I think you misunderstood me. I don't need to go on a diet, and I've never really tried. But I've felt and observed that medications change my internal thermostat that governs when I feel hungry. So, similar to lab experiments where they use an artificial proxy for a human illness, I think that bupropion's effect on my induced weight gain might be evidence it works on the natural kind - again, not medical advice, but after all, the FDA approved it for that purpose. I'm not taking it for weight loss precisely, but it is a replacement for an SSRI, and weight loss is a convenient side effect.

In my opinion, psychology, willpower, exercise, healthy foods, are all overrated as driving factors for obesity. All that really matters is your internal regulator of feelings of hunger. There may not be a perfect "diet pill" but it seems to me that if it is straightforward to induce weight gain (and eventually type 2 diabetes) with a pill, then there's no reason to doubt the feasibility of a good diet pill in principle.

Then again, if I put on my "devil's advocate" cap, there could be a fundamental difference between someone whose "thermostat" is stable at a weight that is too high and someone whose setting is stuck on "max". But very few people really gain weight without limit.

Something that really bugs me about prescription meds is, after a while you notice that drugs get invented or first approved for one thing, and then it turns out they are useful for something totally different, which really means that nobody is looking at what the drug truly is, in a holistic sense, in all its dimensions.

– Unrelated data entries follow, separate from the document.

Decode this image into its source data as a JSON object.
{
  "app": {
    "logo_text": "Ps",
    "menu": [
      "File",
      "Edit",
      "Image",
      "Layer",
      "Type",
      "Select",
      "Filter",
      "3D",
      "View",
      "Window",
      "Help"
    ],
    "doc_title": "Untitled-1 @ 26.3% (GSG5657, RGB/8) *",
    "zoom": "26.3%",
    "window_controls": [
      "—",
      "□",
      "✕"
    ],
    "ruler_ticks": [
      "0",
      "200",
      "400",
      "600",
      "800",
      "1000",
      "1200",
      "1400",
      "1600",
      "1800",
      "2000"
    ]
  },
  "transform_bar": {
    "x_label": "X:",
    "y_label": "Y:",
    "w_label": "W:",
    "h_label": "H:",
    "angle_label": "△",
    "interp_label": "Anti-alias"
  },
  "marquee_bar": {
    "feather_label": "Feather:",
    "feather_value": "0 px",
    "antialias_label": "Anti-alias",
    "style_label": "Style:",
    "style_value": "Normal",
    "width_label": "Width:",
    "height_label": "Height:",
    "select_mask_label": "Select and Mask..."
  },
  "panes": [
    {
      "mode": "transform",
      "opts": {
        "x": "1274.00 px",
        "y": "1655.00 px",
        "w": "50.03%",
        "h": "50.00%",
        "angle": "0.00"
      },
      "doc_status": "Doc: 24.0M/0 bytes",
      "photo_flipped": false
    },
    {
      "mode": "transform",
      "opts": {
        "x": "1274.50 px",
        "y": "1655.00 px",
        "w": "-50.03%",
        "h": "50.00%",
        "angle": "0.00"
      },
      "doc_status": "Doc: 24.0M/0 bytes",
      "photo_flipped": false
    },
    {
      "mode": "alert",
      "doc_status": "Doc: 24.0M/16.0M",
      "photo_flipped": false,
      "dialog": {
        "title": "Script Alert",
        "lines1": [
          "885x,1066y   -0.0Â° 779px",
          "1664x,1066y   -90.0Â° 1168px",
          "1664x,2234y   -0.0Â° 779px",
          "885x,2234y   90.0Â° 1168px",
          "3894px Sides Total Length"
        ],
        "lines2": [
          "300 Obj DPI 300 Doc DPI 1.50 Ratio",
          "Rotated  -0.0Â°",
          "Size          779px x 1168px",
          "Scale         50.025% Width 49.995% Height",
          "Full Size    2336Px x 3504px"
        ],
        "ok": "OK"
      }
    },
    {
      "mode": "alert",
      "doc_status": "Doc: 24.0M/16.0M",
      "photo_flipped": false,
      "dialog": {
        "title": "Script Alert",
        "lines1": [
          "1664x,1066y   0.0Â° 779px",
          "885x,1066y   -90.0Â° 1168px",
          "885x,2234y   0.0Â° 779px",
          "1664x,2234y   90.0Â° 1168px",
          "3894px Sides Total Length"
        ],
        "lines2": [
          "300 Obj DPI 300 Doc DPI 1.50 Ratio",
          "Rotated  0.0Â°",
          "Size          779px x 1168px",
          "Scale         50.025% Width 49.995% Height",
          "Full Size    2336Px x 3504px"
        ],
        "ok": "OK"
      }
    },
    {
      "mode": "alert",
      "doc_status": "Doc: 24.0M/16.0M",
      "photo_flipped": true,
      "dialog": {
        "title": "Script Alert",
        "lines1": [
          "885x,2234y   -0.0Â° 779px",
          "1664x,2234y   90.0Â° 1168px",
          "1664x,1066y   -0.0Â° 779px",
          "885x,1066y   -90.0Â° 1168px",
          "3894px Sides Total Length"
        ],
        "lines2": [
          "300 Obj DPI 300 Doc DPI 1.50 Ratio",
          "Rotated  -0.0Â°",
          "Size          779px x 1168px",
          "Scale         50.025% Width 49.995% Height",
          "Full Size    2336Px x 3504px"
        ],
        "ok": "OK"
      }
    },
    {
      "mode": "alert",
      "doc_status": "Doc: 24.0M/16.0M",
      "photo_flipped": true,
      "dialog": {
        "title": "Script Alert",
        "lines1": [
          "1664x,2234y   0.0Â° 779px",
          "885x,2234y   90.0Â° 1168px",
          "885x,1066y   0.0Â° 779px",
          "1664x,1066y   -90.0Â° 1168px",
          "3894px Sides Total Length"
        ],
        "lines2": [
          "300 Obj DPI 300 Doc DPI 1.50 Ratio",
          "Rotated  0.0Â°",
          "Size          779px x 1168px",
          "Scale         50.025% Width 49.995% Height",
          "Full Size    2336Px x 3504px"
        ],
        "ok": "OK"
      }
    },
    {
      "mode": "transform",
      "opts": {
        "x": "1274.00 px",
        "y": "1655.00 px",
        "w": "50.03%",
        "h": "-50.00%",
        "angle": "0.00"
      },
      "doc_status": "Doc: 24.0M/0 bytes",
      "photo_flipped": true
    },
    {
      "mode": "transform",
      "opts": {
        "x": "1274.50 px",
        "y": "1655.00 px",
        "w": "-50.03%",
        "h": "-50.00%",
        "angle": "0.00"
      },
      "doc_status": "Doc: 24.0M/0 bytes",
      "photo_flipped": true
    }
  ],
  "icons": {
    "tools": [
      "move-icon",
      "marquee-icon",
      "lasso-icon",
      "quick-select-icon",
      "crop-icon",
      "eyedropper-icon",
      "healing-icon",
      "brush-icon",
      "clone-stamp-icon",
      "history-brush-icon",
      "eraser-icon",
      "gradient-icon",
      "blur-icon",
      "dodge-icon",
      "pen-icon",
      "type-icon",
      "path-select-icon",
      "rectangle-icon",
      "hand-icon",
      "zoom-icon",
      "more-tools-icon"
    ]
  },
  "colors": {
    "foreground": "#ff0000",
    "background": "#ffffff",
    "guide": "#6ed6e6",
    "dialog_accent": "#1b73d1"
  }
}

Like, if e.g. mitochondria are important to understanding one drug, then we should be going back and looking with new eyes at all drugs that we already have to see how they affect that aspect of the body. Because not only maybe the old drugs have new possible applications, but maybe we were all wrong about why they worked in the old applications. I fear there's no incentive to, mostly, because if something's FDA approved and has a market, why bother thinking about it any more.

Amphetamines are another one that works
You might wonder how "a shady outfit called Isabella Laboratories" discovered the only diet pill that worked. They were just commercializing, recklessly, others' research. This 1933 JAMA article told the world about 2,4 DNP's striking effects:

"Actions And Uses Of Dinitrophenol: Promising Metabolic Applications"

https://jamanetwork.com/journals/jama/article-abstract/24402...

https://sci-hub.se/10.1001/jama.1933.02740280013006

2,4 DNP was being scrutinized due to its poisoning of explosives workers during the First World War.

The whole paper is worth reading. The benefit and great danger of the compound are stated very succinctly:

"When dinitrophenol is given to experimental animals, it causes an increase in metabolism within one minute after injection, or somewhat more slowly, when given gastrically. The increase in metabolism with doses of 10 mg per kilogram or less is about 50 percent. With higher doses, metabolism may be increased fourfold or more, until the animal produces heat so fast that it may be killed by the resulting fever."

There are better ways to combat obesity. This is symptom treatment.